Matteo Berrettini, esordio negativo per l’azzurro con Novak Djokovic
L’avvenuta londinese di Matteo Berrettini parte male. Alle Atp Finals al via oggi alla O2 Arena di Londra il 23enne romano, numero 8 del mondo, cede con il netto punteggio di 6-2, 6-1 al serbo Novak Djokovic, numero 2 del ranking Atp. Berrettini tornerà in campo martedì contro il perdente della sfida di questa sera tra lo svizzero Roger Federer, numero 3 del mondo e l’austriaco Dominic Thiem, numero 5 Atp.

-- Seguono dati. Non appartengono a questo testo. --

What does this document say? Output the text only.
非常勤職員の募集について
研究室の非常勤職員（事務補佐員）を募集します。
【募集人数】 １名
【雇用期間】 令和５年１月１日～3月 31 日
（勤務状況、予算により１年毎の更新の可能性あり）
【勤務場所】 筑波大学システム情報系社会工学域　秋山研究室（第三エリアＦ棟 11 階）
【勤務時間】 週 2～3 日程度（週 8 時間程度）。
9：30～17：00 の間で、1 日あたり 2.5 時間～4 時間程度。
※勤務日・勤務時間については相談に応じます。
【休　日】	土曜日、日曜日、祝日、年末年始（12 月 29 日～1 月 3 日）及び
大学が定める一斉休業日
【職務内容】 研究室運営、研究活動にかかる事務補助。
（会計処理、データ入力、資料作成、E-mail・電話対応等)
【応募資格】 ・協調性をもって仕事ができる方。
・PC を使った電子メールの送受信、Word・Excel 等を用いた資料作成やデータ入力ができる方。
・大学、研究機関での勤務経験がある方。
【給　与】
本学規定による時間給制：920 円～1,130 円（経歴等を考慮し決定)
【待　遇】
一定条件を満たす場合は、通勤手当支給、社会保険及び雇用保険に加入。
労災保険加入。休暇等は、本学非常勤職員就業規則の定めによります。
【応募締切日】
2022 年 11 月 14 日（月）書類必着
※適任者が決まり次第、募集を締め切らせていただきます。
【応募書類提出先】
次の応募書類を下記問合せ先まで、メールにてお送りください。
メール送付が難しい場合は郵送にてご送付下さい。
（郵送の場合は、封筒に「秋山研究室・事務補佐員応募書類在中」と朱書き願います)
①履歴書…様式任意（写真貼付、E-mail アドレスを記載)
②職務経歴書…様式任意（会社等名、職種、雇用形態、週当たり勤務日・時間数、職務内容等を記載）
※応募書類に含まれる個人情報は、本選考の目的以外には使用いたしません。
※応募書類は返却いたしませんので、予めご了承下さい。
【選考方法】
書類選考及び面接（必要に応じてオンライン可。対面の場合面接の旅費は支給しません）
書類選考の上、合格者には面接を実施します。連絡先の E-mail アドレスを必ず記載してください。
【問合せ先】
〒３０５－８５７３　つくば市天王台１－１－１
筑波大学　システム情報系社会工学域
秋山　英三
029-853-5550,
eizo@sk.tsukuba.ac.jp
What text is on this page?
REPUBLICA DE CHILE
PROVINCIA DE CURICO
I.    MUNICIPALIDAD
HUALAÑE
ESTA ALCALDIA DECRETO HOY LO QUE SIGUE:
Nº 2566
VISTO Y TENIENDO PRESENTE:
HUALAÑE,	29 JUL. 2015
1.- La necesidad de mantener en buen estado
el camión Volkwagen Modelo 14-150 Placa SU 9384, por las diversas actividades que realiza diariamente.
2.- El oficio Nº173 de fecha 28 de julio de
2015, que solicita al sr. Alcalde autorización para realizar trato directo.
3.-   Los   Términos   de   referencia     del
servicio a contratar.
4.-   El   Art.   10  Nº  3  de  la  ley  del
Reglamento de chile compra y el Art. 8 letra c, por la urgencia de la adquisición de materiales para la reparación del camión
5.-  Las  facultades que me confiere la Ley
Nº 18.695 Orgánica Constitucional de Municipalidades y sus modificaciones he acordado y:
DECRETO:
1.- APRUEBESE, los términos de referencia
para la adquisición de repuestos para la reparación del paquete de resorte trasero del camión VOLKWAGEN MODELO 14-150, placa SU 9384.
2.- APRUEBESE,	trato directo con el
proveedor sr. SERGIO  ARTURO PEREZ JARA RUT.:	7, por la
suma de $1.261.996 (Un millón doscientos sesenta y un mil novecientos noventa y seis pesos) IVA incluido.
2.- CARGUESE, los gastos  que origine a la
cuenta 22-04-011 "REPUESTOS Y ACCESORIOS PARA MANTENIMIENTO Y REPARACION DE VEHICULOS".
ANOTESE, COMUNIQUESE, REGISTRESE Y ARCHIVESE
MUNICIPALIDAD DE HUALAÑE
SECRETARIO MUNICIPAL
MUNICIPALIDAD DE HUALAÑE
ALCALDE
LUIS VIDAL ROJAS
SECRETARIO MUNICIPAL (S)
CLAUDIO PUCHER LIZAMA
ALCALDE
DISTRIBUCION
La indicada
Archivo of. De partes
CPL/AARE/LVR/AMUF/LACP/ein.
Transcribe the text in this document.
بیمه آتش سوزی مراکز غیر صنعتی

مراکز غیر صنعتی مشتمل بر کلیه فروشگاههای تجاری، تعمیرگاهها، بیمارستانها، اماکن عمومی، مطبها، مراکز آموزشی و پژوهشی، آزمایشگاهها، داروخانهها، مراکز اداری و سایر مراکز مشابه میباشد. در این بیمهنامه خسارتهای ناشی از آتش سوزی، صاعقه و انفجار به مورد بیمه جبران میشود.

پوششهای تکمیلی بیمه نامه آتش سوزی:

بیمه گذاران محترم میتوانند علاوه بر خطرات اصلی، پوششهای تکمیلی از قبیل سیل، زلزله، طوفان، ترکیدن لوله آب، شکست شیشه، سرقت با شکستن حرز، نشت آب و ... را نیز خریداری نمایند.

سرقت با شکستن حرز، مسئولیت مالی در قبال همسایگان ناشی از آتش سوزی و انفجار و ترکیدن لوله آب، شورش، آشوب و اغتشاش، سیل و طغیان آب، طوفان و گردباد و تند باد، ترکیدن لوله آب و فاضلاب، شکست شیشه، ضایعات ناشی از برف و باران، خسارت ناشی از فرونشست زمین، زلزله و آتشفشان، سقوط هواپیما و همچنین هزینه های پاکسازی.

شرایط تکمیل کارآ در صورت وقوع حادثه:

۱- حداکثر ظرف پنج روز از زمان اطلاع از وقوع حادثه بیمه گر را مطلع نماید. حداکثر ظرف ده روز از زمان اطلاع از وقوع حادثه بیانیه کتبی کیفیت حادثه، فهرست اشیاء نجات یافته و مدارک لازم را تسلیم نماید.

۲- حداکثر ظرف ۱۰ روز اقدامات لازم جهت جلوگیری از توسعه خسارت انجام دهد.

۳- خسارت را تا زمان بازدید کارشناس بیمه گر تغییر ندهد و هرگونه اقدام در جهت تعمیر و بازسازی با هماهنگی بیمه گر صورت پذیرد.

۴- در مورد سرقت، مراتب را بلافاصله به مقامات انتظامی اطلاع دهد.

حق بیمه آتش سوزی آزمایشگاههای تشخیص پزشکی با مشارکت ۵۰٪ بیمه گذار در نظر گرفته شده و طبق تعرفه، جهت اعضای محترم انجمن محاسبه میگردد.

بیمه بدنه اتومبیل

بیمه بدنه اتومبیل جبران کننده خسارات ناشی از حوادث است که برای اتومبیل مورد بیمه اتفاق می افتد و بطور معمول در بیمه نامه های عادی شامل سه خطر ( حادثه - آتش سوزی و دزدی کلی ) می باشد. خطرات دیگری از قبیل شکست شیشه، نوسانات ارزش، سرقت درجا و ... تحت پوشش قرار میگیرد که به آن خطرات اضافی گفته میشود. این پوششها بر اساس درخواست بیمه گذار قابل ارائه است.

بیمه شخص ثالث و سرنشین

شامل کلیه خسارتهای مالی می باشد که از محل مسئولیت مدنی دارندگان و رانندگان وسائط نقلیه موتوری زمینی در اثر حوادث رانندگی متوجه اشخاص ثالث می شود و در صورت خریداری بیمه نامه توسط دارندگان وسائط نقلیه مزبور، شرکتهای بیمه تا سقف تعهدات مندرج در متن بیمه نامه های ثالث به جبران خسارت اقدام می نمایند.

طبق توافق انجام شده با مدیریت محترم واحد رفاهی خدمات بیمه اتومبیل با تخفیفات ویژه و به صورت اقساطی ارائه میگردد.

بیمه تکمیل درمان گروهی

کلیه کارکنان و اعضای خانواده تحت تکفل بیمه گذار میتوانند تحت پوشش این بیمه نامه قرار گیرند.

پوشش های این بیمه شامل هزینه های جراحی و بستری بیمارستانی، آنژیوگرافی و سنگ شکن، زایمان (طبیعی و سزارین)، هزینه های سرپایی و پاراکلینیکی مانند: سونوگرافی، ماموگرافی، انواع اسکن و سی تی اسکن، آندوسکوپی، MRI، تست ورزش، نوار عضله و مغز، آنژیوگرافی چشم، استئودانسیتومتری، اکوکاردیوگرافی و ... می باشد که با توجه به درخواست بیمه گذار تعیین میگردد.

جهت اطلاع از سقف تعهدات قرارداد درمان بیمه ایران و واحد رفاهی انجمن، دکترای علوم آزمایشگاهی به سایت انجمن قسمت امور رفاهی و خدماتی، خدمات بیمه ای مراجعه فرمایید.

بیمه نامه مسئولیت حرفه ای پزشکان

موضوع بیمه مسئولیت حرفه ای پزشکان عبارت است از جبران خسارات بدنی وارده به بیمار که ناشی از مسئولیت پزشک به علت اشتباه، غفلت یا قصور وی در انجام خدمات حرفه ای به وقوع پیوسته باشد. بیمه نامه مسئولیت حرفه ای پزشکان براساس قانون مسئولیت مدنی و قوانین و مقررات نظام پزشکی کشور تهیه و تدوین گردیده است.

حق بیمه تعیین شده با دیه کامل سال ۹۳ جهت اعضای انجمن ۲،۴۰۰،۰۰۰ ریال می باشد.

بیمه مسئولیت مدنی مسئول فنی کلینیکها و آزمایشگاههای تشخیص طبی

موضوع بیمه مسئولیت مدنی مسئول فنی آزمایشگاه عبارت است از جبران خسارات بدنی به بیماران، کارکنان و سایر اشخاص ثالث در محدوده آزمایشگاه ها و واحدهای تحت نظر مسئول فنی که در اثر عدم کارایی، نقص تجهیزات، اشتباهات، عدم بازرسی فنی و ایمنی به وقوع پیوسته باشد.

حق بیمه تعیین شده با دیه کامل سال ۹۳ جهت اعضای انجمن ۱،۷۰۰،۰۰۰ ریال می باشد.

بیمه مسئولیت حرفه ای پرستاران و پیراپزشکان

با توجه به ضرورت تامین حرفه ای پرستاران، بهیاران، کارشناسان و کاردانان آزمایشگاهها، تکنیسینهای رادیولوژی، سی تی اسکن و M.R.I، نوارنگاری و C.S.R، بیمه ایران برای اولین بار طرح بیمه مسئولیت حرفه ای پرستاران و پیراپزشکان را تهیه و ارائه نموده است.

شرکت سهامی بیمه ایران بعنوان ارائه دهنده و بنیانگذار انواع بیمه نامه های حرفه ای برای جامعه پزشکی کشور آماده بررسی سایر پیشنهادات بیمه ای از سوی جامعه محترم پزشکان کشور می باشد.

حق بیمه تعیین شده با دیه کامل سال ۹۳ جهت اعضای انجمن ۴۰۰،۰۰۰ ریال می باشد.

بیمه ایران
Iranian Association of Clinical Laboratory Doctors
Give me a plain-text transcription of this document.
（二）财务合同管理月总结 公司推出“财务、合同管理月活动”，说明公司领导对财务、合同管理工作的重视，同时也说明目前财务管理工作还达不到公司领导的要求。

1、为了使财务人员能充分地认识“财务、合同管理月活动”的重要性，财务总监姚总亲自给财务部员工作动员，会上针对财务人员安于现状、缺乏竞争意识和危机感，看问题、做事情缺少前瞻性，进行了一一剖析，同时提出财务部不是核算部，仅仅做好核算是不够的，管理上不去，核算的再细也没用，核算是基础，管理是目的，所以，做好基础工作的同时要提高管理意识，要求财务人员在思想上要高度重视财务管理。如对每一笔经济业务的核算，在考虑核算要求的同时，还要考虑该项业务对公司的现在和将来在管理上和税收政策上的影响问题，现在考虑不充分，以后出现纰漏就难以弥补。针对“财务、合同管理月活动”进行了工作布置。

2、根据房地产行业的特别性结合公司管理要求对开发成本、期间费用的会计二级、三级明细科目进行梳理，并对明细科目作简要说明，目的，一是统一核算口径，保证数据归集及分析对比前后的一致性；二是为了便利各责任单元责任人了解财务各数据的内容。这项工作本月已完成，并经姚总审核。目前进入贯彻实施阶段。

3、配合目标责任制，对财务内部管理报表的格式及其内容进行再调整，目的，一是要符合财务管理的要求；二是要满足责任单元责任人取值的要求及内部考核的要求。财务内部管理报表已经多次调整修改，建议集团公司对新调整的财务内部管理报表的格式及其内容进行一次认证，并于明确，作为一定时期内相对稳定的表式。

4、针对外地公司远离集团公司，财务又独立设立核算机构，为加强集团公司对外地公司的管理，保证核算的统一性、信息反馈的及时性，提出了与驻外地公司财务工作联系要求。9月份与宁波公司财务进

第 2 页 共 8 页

Quello contro il serbo rappresenta l’ennesimo passaggio obbligato di un anno memorabile, composto da “prime volte” per il 23enne azzurro: la prima semifinale Slam a New York, la prima semifinale 1000 a Shanghai, la prima volta in top 10, il primo titolo su erba a Stoccarda. Oltre a Djokovic, di fronte a Berrettini (primo italiano alle Finals 41 anni dopo Barazzutti) nel gruppo Borg ci saranno anche Dominic Thiem e Roger Federer. Non il miglior sorteggio possibile quindi, considerando sopratutto che nell’altro gruppo, denominato Agassi, saranno protagonisti un Nadal con i soliti fastidi fisici, Zverev, Tsitsipas e Medvedev. Avversari certo difficili ma contro cui Berrettini avrebbe potuto, forse, avere qualche chance in più per approdare in semifinale
Tra Berrettini e Djokovic non c’erano precedenti mentre contro lo svizzero (recordman della manifestazione con sei trionfi) l’unica sfida si è conclusa in 74 minuti e con 6-1 6-2 6-2 a favore di Federer. Sarà importante per Berrettini ottenere almeno una vittoria, prendendo confidenza con una rassegna che potrebbe vedere l’azzurro protagonista negli anni a venire. Magari insieme a quello Jannik Sinner vittorioso alle Next Generation Finals di Milano.